Foreclosures recorded last week

198 sheriff’s deeds were filed with the Cuyahoga County Recorder’s Office last week (August 6 through August 10).

Here’s who filed five or more of them:

Deutsche Bank (24)
Dept of HUD (23)
Wells Fargo (20)
US Bank (14)
Bank of New York (12)
Federal National Mortgage Assn (8)
CitiBank (7)
Wachovia Bank (7)
Lasalle Bank (6)
Third Federal S&L (6)
Keybank (5)

(Previous week.)

P.S. I started checking these numbers six weeks ago, i.e. with the week that started June 29. If you’ve been following along, you’ve noticed that a few institutions have consistently appeared on the “five or more” list. You’ve also noticed that two particular out-of-state banks are always at the front of the pack, along with HUD and Fannie Mae.
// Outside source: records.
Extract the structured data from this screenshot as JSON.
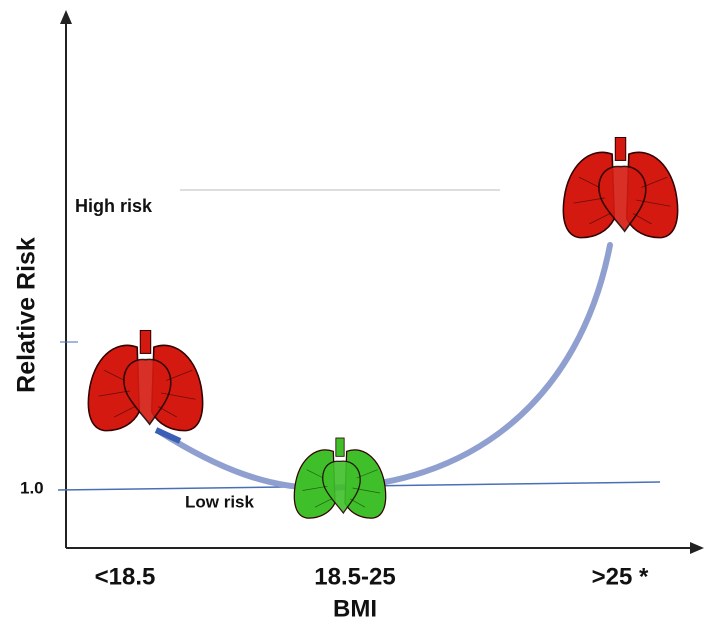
{
  "y_axis": {
    "label": "Relative Risk",
    "tick": "1.0"
  },
  "x_axis": {
    "label": "BMI",
    "categories": [
      "<18.5",
      "18.5-25",
      ">25 *"
    ]
  },
  "annotations": {
    "high": "High risk",
    "low": "Low risk"
  }
}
Here are the six institutions that took title to the most foreclosed Cuyahoga County homes in the last six weeks:

  • Deutsche Bank — 158 sheriff’s deeds since June 29
  • Wells Fargo Bank — 118
  • US Department of Housing & Urban Development — 108
  • Federal National Mortgage Assn (Fannie Mae) — 72
  • US Bank — 69
  • Bank of New York — 57

One of the things I quickly learned from talking to more experienced researchers, and then from the data, is that the party that brings the foreclosure action and gets the deed in its name is often not the party that made the original loan. Deutsche Bank has seldom if ever lent money directly to a Cleveland homeowner — it buys pieces of other lenders’ mortgages, and often acts as the “trustee” for partnerships or “pools” of secondary investors, which is why its name ends up on so many deeds. Wells Fargo does a lot of mortgage origination, but it’s also an active secondary investor. HUD and Fannie Mae aren’t lenders at all; HUD (FHA) guarantees private-lender mortgages and takes them over when they go bad, and Fannie Mae is in the business of providing a secondary market for private lenders’ paper.
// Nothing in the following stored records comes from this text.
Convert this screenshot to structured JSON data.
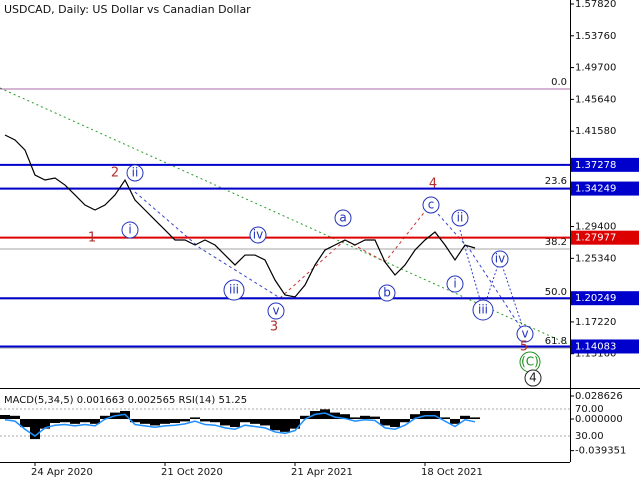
{
  "chart_data": [
    {
      "type": "line",
      "title": "USDCAD, Daily:  US Dollar vs Canadian Dollar",
      "color": "#000000",
      "categories": [
        null,
        null,
        null,
        "24 Apr 2020",
        null,
        null,
        null,
        null,
        null,
        null,
        null,
        null,
        null,
        null,
        null,
        null,
        "21 Oct 2020",
        null,
        null,
        null,
        null,
        null,
        null,
        null,
        null,
        null,
        null,
        null,
        null,
        "21 Apr 2021",
        null,
        null,
        null,
        null,
        null,
        null,
        null,
        null,
        null,
        null,
        null,
        null,
        "18 Oct 2021",
        null,
        null,
        null,
        null,
        null
      ],
      "values": [
        1.4109,
        1.4045,
        1.3917,
        1.3598,
        1.3534,
        1.356,
        1.347,
        1.3343,
        1.3215,
        1.3151,
        1.3215,
        1.3343,
        1.3534,
        1.3279,
        1.3151,
        1.3023,
        1.2896,
        1.2768,
        1.2768,
        1.2704,
        1.2768,
        1.2704,
        1.2576,
        1.2449,
        1.2576,
        1.2576,
        1.2513,
        1.2257,
        1.2066,
        1.204,
        1.2193,
        1.2449,
        1.264,
        1.2704,
        1.2768,
        1.2704,
        1.2768,
        1.2768,
        1.2487,
        1.2321,
        1.2449,
        1.264,
        1.2768,
        1.287,
        1.2704,
        1.2513,
        1.2704,
        1.2666
      ],
      "ylim": [
        1.0878,
        1.5833
      ],
      "yticks": [
        {
          "value": 1.5782,
          "label": "1.57820"
        },
        {
          "value": 1.5376,
          "label": "1.53760"
        },
        {
          "value": 1.497,
          "label": "1.49700"
        },
        {
          "value": 1.4564,
          "label": "1.45640"
        },
        {
          "value": 1.4158,
          "label": "1.41580"
        },
        {
          "value": 1.294,
          "label": "1.29400"
        },
        {
          "value": 1.2534,
          "label": "1.25340"
        },
        {
          "value": 1.1722,
          "label": "1.17220"
        },
        {
          "value": 1.1316,
          "label": "1.13160"
        }
      ],
      "levels": [
        {
          "value": 1.37278,
          "color": "#0000cc"
        },
        {
          "value": 1.34249,
          "color": "#0000cc"
        },
        {
          "value": 1.27977,
          "color": "#dd0000"
        },
        {
          "value": 1.20249,
          "color": "#0000cc"
        },
        {
          "value": 1.14083,
          "color": "#0000cc"
        }
      ],
      "fib_levels": [
        {
          "label": "0.0",
          "value": 1.4696
        },
        {
          "label": "23.6",
          "value": 1.3432
        },
        {
          "label": "38.2",
          "value": 1.2653
        },
        {
          "label": "50.0",
          "value": 1.2014
        },
        {
          "label": "61.8",
          "value": 1.1389
        }
      ],
      "annotations": [
        {
          "text": "2",
          "x": 11,
          "y": 1.3624,
          "style": "red"
        },
        {
          "text": "ii",
          "x": 13,
          "y": 1.3624,
          "style": "circle"
        },
        {
          "text": "i",
          "x": 12.5,
          "y": 1.2896,
          "style": "circle"
        },
        {
          "text": "1",
          "x": 8.7,
          "y": 1.2793,
          "style": "red"
        },
        {
          "text": "iv",
          "x": 25.3,
          "y": 1.2832,
          "style": "circle"
        },
        {
          "text": "iii",
          "x": 22.9,
          "y": 1.2129,
          "style": "circle"
        },
        {
          "text": "v",
          "x": 27.1,
          "y": 1.1861,
          "style": "circle"
        },
        {
          "text": "3",
          "x": 26.9,
          "y": 1.1657,
          "style": "red"
        },
        {
          "text": "a",
          "x": 33.8,
          "y": 1.3049,
          "style": "circle"
        },
        {
          "text": "b",
          "x": 38.2,
          "y": 1.2091,
          "style": "circle"
        },
        {
          "text": "c",
          "x": 42.6,
          "y": 1.3215,
          "style": "circle"
        },
        {
          "text": "4",
          "x": 42.8,
          "y": 1.3483,
          "style": "red"
        },
        {
          "text": "ii",
          "x": 45.5,
          "y": 1.3049,
          "style": "circle"
        },
        {
          "text": "i",
          "x": 45,
          "y": 1.2206,
          "style": "circle"
        },
        {
          "text": "iv",
          "x": 49.5,
          "y": 1.2525,
          "style": "circle"
        },
        {
          "text": "iii",
          "x": 47.8,
          "y": 1.1874,
          "style": "circle"
        },
        {
          "text": "v",
          "x": 52,
          "y": 1.1567,
          "style": "circle"
        },
        {
          "text": "5",
          "x": 51.9,
          "y": 1.1401,
          "style": "red"
        },
        {
          "text": "(C)",
          "x": 52.5,
          "y": 1.121,
          "style": "green"
        },
        {
          "text": "4",
          "x": 52.8,
          "y": 1.1005,
          "style": "dark"
        }
      ]
    },
    {
      "type": "bar",
      "title": "MACD(5,34,5) 0.001663 0.002565 RSI(14) 51.25",
      "color": "#000000",
      "values": [
        0.005,
        0.004,
        -0.01,
        -0.025,
        -0.012,
        -0.005,
        -0.004,
        -0.006,
        -0.004,
        -0.006,
        0.004,
        0.008,
        0.01,
        -0.004,
        -0.006,
        -0.008,
        -0.006,
        -0.005,
        -0.003,
        0.002,
        -0.003,
        -0.004,
        -0.008,
        -0.01,
        -0.004,
        -0.006,
        -0.008,
        -0.014,
        -0.016,
        -0.012,
        0.004,
        0.01,
        0.012,
        0.008,
        0.006,
        0.002,
        0.004,
        0.003,
        -0.008,
        -0.01,
        -0.004,
        0.006,
        0.01,
        0.01,
        0.002,
        -0.006,
        0.004,
        0.002
      ],
      "series": [
        {
          "color": "#1e90ff",
          "axis": "y2",
          "values": [
            54,
            52,
            40,
            30,
            42,
            46,
            47,
            45,
            47,
            45,
            55,
            60,
            62,
            47,
            45,
            43,
            45,
            46,
            48,
            52,
            47,
            46,
            42,
            40,
            46,
            44,
            42,
            36,
            34,
            38,
            55,
            62,
            64,
            58,
            56,
            52,
            54,
            53,
            42,
            40,
            46,
            56,
            60,
            60,
            52,
            44,
            54,
            51
          ]
        }
      ],
      "ylim": [
        -0.0535,
        0.0386
      ],
      "yticks": [
        0.028626,
        {
          "value": 0,
          "label": "0.000000"
        },
        -0.039351
      ],
      "y2lim": [
        -8.5,
        101.1
      ],
      "y2ticks": [
        {
          "value": 70,
          "label": "70.00"
        },
        {
          "value": 30,
          "label": "30.00"
        }
      ]
    }
  ]
}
But whether these guys are predatory lenders themselves, or just enablers for other institutions who actually originate the loans — loans to shyster mortgage brokers, to property-flipping “investors”, or to ordinary consumers afflicted by greed, desperation and/or ignorance — doesn’t really matter in the end. What matters is that these guys are ending up with the titles to hundreds of homes in Cleveland neighborhoods.

Which means that, by what they do with these titles, Deutsche Bank, Wells Fargo, HUD, Fannie Mae and the others will decide whether some Cleveland neighborhoods survive…

Which means it’s important for Clevelanders to know their names.